I have a question about how to apply induction proofs over a graph. Let's see for example if I have the following theorem:
Proof by induction that if T has n vertices then it has n-1 edges.
So what I do is the following, I start with my base case, for example:
a=2
v1-----v2
This graph is a tree with two vertices and on edge so the base case holds.
Induction step:
Let's assume that we have a graph T which is a tree with n vertices and n-1 edges (Induction Hypothesis) Now I take a new vertex that is not connected to the tree that I will call it v'. If I add this v' to T then I will have to connect it with any vertex that is on T by an edge to form the new graph T'. By IH hypothesis T has n vertices and n-1 edges, and by adding this new vertex I will end up with n+1 vertices and n edges. As we see the addition of this new vertex v' with its correspondent edge will not form a cycle, so T' will also be a tree.

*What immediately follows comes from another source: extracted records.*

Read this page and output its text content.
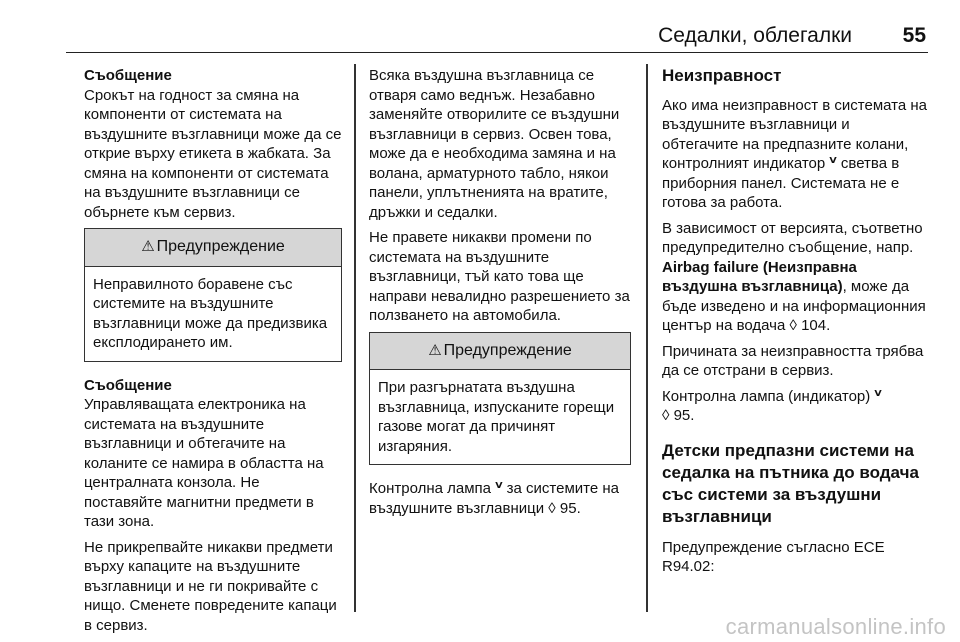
Седалки, облегалки 55

Съобщение

Срокът на годност за смяна на компоненти от системата на въздушните възглавници може да се открие върху етикета в жабката. За смяна на компоненти от системата на въздушните възглавници се обърнете към сервиз.

⚠ Предупреждение
Неправилното боравене със системите на въздушните възглавници може да предизвика експлодирането им.

Съобщение

Управляващата електроника на системата на въздушните възглавници и обтегачите на коланите се намира в областта на централната конзола. Не поставяйте магнитни предмети в тази зона.

Не прикрепвайте никакви предмети върху капаците на въздушните възглавници и не ги покривайте с нищо. Сменете повредените капаци в сервиз.

Всяка въздушна възглавница се отваря само веднъж. Незабавно заменяйте отворилите се въздушни възглавници в сервиз. Освен това, може да е необходима замяна и на волана, арматурното табло, някои панели, уплътненията на вратите, дръжки и седалки.

Не правете никакви промени по системата на въздушните възглавници, тъй като това ще направи невалидно разрешението за ползването на автомобила.

⚠ Предупреждение
При разгърнатата въздушна възглавница, изпусканите горещи газове могат да причинят изгаряния.

Контролна лампа ⱽ за системите на въздушните възглавници ◊ 95.

Неизправност

Ако има неизправност в системата на въздушните възглавници и обтегачите на предпазните колани, контролният индикатор ⱽ светва в приборния панел. Системата не е готова за работа.

В зависимост от версията, съответно предупредително съобщение, напр. Airbag failure (Неизправна въздушна възглавница), може да бъде изведено и на информационния център на водача ◊ 104.

Причината за неизправността трябва да се отстрани в сервиз.

Контролна лампа (индикатор) ⱽ
◊ 95.

Детски предпазни системи на седалка на пътника до водача със системи за въздушни възглавници

Предупреждение съгласно ECE R94.02:

carmanualsonline.info
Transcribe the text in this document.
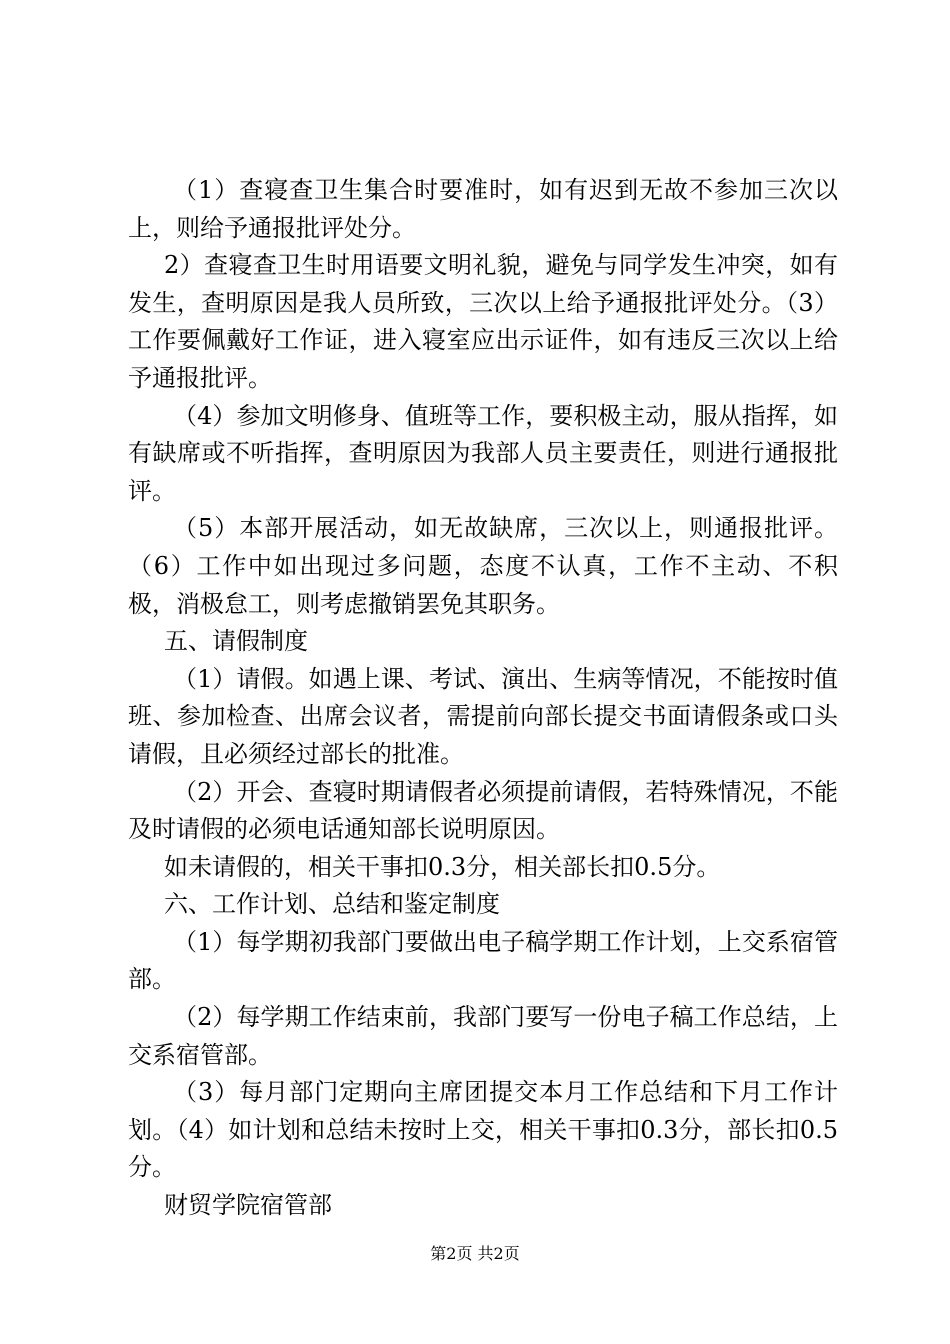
（1）查寝查卫生集合时要准时，如有迟到无故不参加三次以上，则给予通报批评处分。

2）查寝查卫生时用语要文明礼貌，避免与同学发生冲突，如有发生，查明原因是我人员所致，三次以上给予通报批评处分。（3）工作要佩戴好工作证，进入寝室应出示证件，如有违反三次以上给予通报批评。

（4）参加文明修身、值班等工作，要积极主动，服从指挥，如有缺席或不听指挥，查明原因为我部人员主要责任，则进行通报批评。

（5）本部开展活动，如无故缺席，三次以上，则通报批评。（6）工作中如出现过多问题，态度不认真，工作不主动、不积极，消极怠工，则考虑撤销罢免其职务。

五、请假制度

（1）请假。如遇上课、考试、演出、生病等情况，不能按时值班、参加检查、出席会议者，需提前向部长提交书面请假条或口头请假，且必须经过部长的批准。

（2）开会、查寝时期请假者必须提前请假，若特殊情况，不能及时请假的必须电话通知部长说明原因。

如未请假的，相关干事扣0.3分，相关部长扣0.5分。

六、工作计划、总结和鉴定制度

（1）每学期初我部门要做出电子稿学期工作计划，上交系宿管部。

（2）每学期工作结束前，我部门要写一份电子稿工作总结，上交系宿管部。

（3）每月部门定期向主席团提交本月工作总结和下月工作计划。（4）如计划和总结未按时上交，相关干事扣0.3分，部长扣0.5分。

财贸学院宿管部

第2页 共2页
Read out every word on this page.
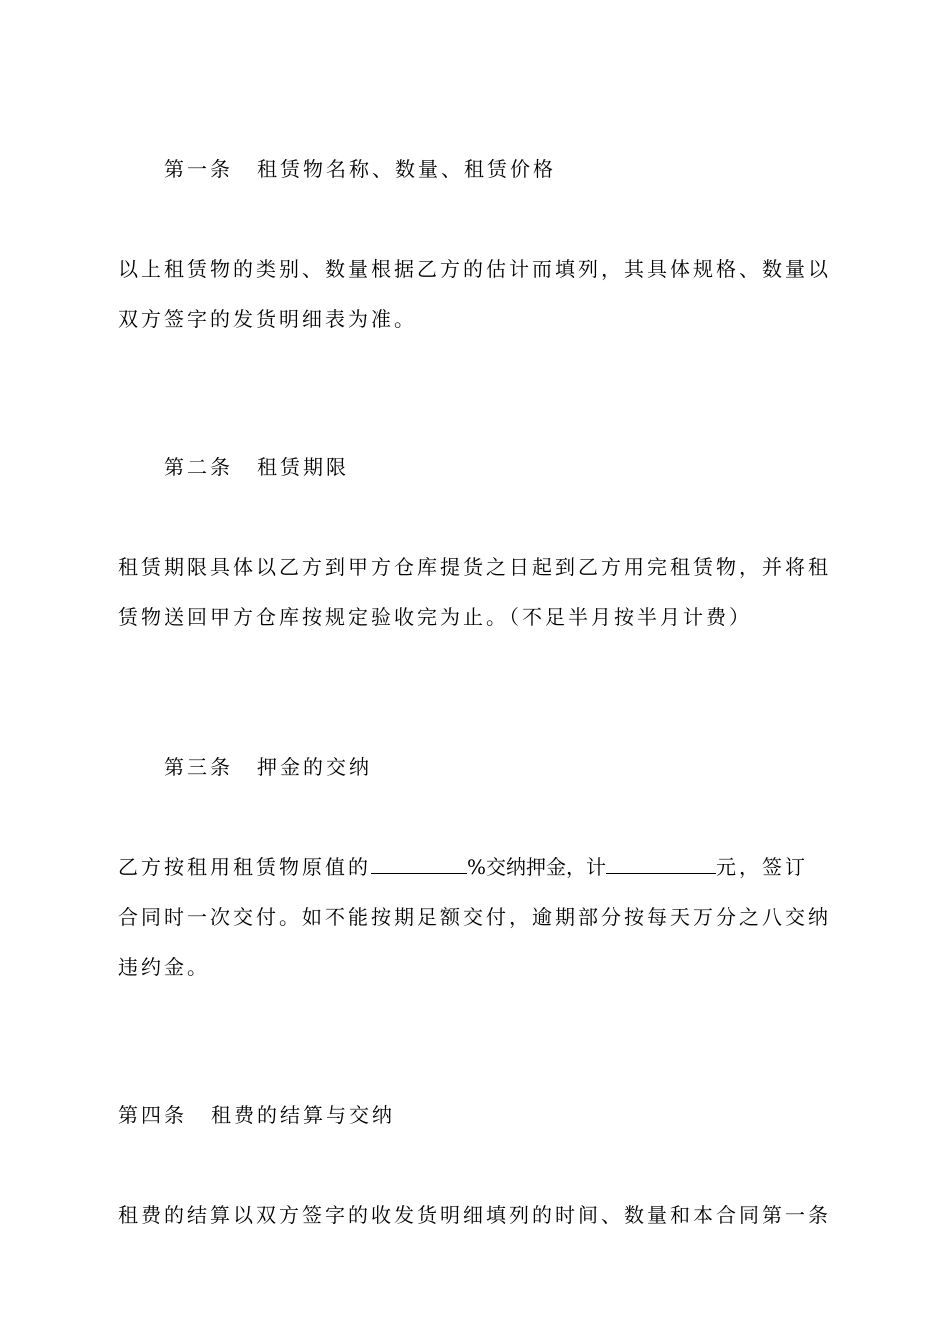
第一条 租赁物名称、数量、租赁价格
以上租赁物的类别、数量根据乙方的估计而填列，其具体规格、数量以
双方签字的发货明细表为准。
第二条 租赁期限
租赁期限具体以乙方到甲方仓库提货之日起到乙方用完租赁物，并将租
赁物送回甲方仓库按规定验收完为止。（不足半月按半月计费）
第三条 押金的交纳
乙方按租用租赁物原值的	%交纳押金，计	元，签订
合同时一次交付。如不能按期足额交付，逾期部分按每天万分之八交纳
违约金。
第四条 租费的结算与交纳
租费的结算以双方签字的收发货明细填列的时间、数量和本合同第一条
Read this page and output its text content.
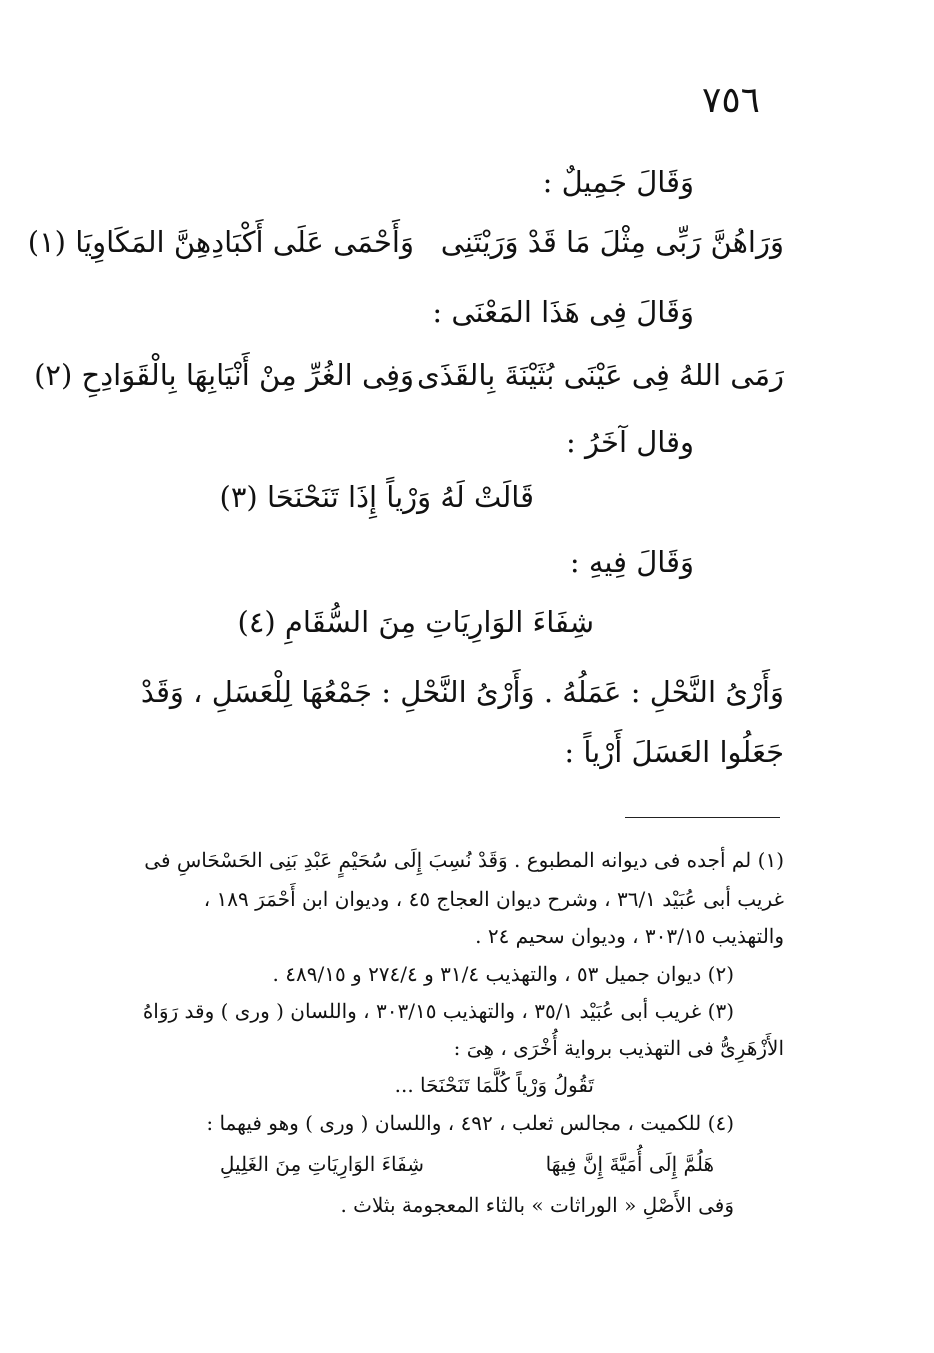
٧٥٦
وَقَالَ جَمِيلٌ :
وَرَاهُنَّ رَبِّى مِثْلَ مَا قَدْ وَرَيْتَنِى
وَأَحْمَى عَلَى أَكْبَادِهِنَّ المَكَاوِيَا (١)
وَقَالَ فِى هَذَا المَعْنَى :
رَمَى اللهُ فِى عَيْنَى بُثَيْنَةَ بِالقَذَى
وَفِى الغُرِّ مِنْ أَنْيَابِهَا بِالْقَوَادِحِ (٢)
وقال آخَرُ :
قَالَتْ لَهُ وَرْياً إِذَا تَنَحْنَحَا (٣)
وَقَالَ فِيهِ :
شِفَاءَ الوَارِيَاتِ مِنَ السُّقَامِ (٤)
وَأَرْىُ النَّحْلِ : عَمَلُهُ . وَأَرْىُ النَّحْلِ : جَمْعُهَا لِلْعَسَلِ ، وَقَدْ
جَعَلُوا العَسَلَ أَرْياً :
(١) لم أجده فى ديوانه المطبوع . وَقَدْ نُسِبَ إِلَى سُحَيْمٍ عَبْدِ بَنِى الحَسْحَاسِ فى
غريب أبى عُبَيْد ٣٦/١ ، وشرح ديوان العجاج ٤٥ ، وديوان ابن أَحْمَرَ ١٨٩ ،
والتهذيب ٣٠٣/١٥ ، وديوان سحيم ٢٤ .
(٢) ديوان جميل ٥٣ ، والتهذيب ٣١/٤ و ٢٧٤/٤ و ٤٨٩/١٥ .
(٣) غريب أبى عُبَيْد ٣٥/١ ، والتهذيب ٣٠٣/١٥ ، واللسان ( ورى ) وقد رَوَاهُ
الأَزْهَرِىُّ فى التهذيب برواية أُخْرَى ، هِىَ :
تَقُولُ وَرْياً كُلَّمَا تَنَحْنَحَا ...
(٤) للكميت ، مجالس ثعلب ، ٤٩٢ ، واللسان ( ورى ) وهو فيهما :
هَلُمَّ إِلَى أُمَيَّةَ إِنَّ فِيهَا
شِفَاءَ الوَارِيَاتِ مِنَ الغَلِيلِ
وَفى الأَصْلِ « الوراثات » بالثاء المعجومة بثلاث .
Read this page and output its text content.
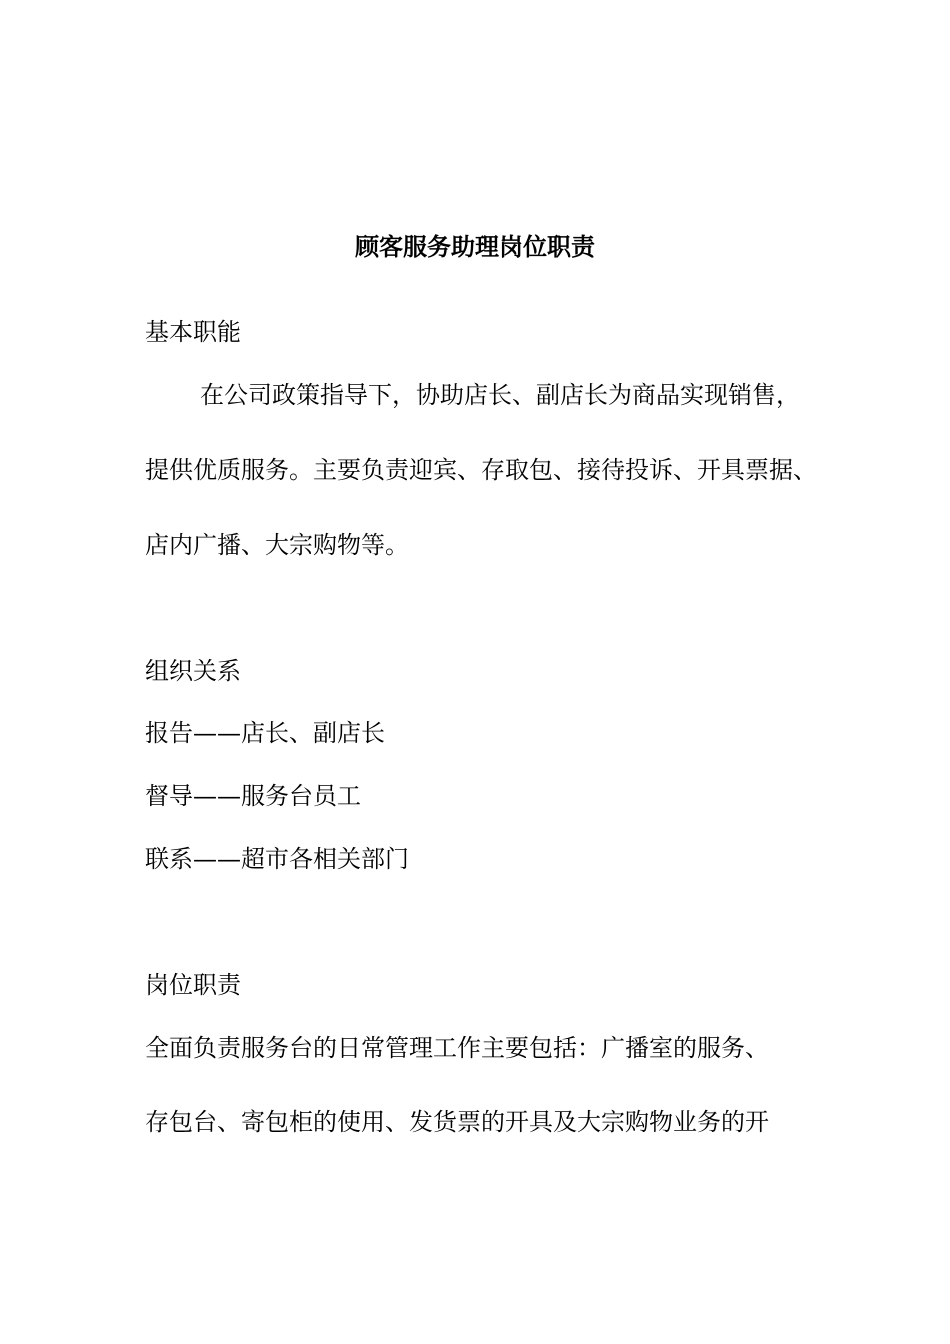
顾客服务助理岗位职责
基本职能
在公司政策指导下，协助店长、副店长为商品实现销售，
提供优质服务。主要负责迎宾、存取包、接待投诉、开具票据、
店内广播、大宗购物等。
组织关系
报告——店长、副店长
督导——服务台员工
联系——超市各相关部门
岗位职责
全面负责服务台的日常管理工作主要包括：广播室的服务、
存包台、寄包柜的使用、发货票的开具及大宗购物业务的开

Is it my induction proof fine? and if its not, then how it will be a sound induction proof?
Thanks
Your induction proof is incorrect; the way induction works is (for example): Suppose we have a sequence $P(1),P(2),\ldots$ of statements and we wish to prove that $P(n)$ is true for all natural numbers $n$. After proving some base cases, say $P(1),\ldots,P(k)$, we consider an arbitrary $n>k$ and prove $P(n)$ assuming that the statements $P(1),P(2),\ldots,P(n-1)$ are all true.
In your case, you must thus assume that $T$ is a tree on $n$ vertices that someone gives to you and you must prove that it has $(n-1)$ edges by assuming that all smaller trees satisfy the hypothesis. Instead, in your proof, you have taken some tree on $(n-1)$ vertices and added a vertex to get some tree on $n$ vertices. To get a correct proof, show that $T$ must contain a leaf vertex $v$, and then delete $v$, and show that $T \setminus \{v\}$ is also a tree. You can apply the induction hypothesis to this smaller tree.